E-commerce giant Amazon (NASDAQ:AMZN) is expected to experience some ups and downs across its different segments this year, particularly in its crucial cloud computing unit, AWS, where investment firm Baird expects margins to fall. Five-star analyst Colin Sebastian predicts that AWS margins will drop to around 30% due to higher operating expenses for new data centers and infrastructure, along with an increasing mix of lower-margin GenAI workloads.

He notes that these GenAI workloads aren’t yet significantly boosting revenues and projects AWS revenue growth in the mid-to-high teens from 2024-27.

On the flip side, retail margins, when excluding advertising, are expected to return to low-single-digit growth over the next two years. Sebastian forecasts North American retail margins will reach 4% in 2023 and about 10% by 2027. International retail is also anticipated to achieve sustained profitability in the next two to three years.

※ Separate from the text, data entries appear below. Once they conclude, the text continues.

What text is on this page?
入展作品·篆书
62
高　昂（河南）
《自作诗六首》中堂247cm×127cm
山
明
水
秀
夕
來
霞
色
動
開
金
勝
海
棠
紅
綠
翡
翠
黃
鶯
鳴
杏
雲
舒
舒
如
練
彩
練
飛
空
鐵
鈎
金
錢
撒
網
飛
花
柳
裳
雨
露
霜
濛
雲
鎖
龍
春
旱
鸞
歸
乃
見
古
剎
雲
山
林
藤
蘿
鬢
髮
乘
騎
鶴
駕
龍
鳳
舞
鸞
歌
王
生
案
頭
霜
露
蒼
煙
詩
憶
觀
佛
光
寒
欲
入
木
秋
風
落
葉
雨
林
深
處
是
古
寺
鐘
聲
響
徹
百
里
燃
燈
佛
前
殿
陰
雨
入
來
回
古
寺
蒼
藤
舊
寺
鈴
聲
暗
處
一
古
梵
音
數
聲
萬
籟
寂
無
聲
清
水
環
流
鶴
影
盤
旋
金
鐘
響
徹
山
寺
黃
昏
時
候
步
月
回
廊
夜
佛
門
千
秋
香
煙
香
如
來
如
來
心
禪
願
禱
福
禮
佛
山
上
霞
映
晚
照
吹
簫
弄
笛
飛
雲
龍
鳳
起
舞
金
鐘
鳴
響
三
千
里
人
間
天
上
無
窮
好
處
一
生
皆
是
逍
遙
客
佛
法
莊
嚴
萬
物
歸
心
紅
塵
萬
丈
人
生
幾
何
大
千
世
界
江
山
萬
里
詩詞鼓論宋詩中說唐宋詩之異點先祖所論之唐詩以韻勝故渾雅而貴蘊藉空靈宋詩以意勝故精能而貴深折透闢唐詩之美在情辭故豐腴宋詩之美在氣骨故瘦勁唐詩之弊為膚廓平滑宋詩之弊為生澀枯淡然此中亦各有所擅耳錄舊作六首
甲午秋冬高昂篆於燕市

Nevertheless, even with falling AWS margins, Amazon’s strong growth in advertising could cause its overall operating margins to improve and potentially lead to earnings per share figures that exceed estimates. In fact, advertising margins are expected to be around 50% to 60% and will be driven by solid growth from pricing and video ads.

It’s worth noting that, so far, Sebastian has enjoyed a 69% success rate on AMZN stock, with an average return of 20.29% per rating.

Is AMZN Stock a Good Buy?

Overall, analysts have a Strong Buy consensus rating on AMZN stock based on 42 Buys assigned in the past three months, as indicated by the graphic below. After a 43% rally in its share price over the past year, the average AMZN price target of $221.55 per share implies 18.59% upside potential.